Latvia is cracking down on financial crime by shutting down shell companies. Shell companies have little to no operations, but still may hold assets. Shell companies can be used to avoid know-your-customer (KYC) and anti-money laundering (AML) regulations and compliance. These shell companies allow individuals to hide behind anonymity and reduced liability. According to the Latvian government, more than 17,600 shell companies have been eliminated since November 2017. This number continues to grow greatly.
A report by the International Monetary Fund suggested that gaps in the AML framework has been the cause of woe for the Latvian financial system. These gaps increase risks for money laundering and terrorist financing. However, it seems the Latvian government is serious in addressing these gaps and plans to increase AML and KYC compliance in the future. Latvia has already began adopting measures to meet the 5th EU AML Directive. These actions come before the directive’s deadline in the beginning of 2020. Latvia’s Financial Intelligence Unit (FIU) has been working hard freezing over €101 million worth of assets in 2018, that is a 122% increase from the previous year. By May 2019, the FIU has already frozen €83.2 million in assets which puts them on track to beat the previous year as well.

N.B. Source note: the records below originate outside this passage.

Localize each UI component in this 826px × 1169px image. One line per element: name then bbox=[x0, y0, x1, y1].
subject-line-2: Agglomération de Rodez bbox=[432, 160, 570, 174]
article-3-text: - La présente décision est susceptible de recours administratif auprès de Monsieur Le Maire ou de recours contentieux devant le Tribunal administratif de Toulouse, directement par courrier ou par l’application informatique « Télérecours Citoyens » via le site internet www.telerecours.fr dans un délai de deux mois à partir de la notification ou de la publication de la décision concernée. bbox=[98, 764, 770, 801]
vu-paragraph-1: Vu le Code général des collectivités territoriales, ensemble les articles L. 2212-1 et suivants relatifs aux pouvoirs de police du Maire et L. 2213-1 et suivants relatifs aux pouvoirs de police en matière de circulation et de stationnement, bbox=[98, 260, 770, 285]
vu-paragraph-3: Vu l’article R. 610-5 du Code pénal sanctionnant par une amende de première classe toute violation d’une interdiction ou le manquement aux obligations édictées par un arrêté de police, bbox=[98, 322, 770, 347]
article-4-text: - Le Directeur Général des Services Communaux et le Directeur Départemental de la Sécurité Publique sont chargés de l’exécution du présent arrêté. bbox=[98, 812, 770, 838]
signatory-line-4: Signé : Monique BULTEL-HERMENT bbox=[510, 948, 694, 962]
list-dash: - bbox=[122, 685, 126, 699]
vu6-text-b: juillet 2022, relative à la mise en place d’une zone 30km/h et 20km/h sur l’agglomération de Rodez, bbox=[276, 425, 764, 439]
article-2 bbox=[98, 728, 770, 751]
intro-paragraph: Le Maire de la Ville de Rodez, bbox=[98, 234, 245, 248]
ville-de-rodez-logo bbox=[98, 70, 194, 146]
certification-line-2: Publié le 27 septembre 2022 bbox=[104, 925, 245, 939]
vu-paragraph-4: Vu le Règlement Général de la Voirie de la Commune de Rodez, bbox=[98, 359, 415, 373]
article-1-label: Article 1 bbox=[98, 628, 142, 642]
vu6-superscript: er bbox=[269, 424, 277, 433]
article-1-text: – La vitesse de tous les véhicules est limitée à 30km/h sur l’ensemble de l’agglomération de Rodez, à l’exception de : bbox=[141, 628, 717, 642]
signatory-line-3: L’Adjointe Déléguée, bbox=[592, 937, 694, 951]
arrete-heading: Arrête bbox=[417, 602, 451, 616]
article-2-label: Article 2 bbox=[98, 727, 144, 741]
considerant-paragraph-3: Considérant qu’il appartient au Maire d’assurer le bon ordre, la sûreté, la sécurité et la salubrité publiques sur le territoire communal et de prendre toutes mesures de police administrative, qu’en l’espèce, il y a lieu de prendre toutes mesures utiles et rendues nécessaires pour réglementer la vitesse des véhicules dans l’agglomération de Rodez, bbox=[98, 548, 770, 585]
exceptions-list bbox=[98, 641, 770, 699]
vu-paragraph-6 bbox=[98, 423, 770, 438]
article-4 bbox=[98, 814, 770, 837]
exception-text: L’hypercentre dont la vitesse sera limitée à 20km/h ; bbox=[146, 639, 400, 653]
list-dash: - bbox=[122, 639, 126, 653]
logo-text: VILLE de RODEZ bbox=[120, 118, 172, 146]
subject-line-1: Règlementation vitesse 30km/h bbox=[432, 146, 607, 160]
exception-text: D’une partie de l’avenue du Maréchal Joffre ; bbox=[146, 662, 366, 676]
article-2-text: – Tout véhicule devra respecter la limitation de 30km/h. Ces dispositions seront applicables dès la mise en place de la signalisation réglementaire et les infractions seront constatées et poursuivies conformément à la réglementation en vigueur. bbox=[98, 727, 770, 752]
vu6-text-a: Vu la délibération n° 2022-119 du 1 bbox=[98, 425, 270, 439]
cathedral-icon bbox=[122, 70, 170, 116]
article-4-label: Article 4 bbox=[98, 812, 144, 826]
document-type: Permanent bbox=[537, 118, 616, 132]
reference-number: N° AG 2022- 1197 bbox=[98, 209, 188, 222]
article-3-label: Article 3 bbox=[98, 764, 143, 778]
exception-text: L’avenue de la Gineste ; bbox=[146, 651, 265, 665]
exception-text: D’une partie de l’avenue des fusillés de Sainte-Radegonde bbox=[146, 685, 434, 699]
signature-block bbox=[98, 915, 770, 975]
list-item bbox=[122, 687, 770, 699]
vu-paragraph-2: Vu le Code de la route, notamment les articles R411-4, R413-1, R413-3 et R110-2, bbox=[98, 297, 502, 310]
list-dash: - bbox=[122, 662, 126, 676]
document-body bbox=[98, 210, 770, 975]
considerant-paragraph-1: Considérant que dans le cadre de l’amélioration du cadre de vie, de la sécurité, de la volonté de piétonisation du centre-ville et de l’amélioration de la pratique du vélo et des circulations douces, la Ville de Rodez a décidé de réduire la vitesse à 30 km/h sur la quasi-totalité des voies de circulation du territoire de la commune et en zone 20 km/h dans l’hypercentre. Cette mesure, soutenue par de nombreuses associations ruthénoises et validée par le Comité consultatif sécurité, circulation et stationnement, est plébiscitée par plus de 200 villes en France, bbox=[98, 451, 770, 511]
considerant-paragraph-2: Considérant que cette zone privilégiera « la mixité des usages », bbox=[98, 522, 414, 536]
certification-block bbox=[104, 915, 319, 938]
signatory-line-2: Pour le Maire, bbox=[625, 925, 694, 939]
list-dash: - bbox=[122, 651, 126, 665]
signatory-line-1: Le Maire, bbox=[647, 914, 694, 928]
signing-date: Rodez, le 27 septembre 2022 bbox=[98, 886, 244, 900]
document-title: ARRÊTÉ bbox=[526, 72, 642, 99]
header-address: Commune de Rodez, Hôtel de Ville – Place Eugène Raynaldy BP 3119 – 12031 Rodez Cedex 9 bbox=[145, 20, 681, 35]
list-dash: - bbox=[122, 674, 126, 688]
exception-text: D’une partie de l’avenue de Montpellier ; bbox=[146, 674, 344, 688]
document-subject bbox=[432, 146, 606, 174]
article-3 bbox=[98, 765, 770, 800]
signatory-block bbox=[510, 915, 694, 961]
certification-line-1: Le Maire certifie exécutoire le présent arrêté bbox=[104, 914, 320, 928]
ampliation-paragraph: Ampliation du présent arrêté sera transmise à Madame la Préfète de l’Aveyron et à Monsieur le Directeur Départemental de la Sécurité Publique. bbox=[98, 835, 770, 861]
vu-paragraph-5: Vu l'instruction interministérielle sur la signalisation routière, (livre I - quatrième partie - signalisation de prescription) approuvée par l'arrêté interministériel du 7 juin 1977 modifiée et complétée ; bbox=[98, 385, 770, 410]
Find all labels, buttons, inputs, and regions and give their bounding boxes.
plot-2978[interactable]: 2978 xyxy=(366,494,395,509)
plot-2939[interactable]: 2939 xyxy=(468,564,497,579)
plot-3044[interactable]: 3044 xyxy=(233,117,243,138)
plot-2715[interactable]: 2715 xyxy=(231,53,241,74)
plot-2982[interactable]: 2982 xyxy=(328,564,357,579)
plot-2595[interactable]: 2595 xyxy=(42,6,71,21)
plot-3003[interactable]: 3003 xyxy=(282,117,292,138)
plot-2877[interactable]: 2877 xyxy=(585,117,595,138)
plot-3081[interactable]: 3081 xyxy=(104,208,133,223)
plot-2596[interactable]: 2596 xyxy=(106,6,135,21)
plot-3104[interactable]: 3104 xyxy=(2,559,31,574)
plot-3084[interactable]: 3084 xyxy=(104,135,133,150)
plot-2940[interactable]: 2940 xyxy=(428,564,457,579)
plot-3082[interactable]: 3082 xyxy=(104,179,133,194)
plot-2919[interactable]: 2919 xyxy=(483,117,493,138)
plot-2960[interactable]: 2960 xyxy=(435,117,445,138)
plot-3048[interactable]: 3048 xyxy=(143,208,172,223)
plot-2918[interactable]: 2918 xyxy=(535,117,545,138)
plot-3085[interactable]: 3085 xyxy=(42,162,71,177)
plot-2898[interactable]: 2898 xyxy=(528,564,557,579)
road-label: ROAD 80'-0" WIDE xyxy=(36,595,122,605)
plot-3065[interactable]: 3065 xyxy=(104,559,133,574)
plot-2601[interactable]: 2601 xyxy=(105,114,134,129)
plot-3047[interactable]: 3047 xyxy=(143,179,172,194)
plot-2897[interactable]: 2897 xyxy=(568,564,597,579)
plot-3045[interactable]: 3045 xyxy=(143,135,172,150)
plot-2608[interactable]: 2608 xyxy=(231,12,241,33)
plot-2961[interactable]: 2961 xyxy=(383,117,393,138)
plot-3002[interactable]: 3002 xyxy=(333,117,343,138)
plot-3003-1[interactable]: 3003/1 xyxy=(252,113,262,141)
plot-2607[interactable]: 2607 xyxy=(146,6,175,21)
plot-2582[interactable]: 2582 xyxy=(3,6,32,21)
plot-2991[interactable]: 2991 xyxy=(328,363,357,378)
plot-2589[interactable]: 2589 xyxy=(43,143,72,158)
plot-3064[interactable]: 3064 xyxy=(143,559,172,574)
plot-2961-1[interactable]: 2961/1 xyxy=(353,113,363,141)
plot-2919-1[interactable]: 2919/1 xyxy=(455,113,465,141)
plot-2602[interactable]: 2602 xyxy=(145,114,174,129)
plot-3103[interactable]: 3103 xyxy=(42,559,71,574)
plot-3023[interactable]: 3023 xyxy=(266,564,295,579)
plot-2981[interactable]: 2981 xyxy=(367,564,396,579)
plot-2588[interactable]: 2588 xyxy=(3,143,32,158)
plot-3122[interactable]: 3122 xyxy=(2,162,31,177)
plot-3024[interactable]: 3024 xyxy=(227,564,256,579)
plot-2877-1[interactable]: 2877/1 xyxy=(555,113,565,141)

It seems Latvia is making great strides to combat money laundering and financial crime, but the progress may be slow. Sometimes new AML regulations, like the ones Latvia have started to impose, need to prove themselves in action. Previously Latvia has attempted to tighten anti-money laundering legislation after embezzlement scandals, but haven’t been entirely successful. The new and improved FIU need to have the support of the country behind them. This allows the FIU to have effective mechanisms in place which allow them to combat money laundering and terrorist financing. The Financial Action Task Force (FATF) endorses this support in their recommendations paper available here.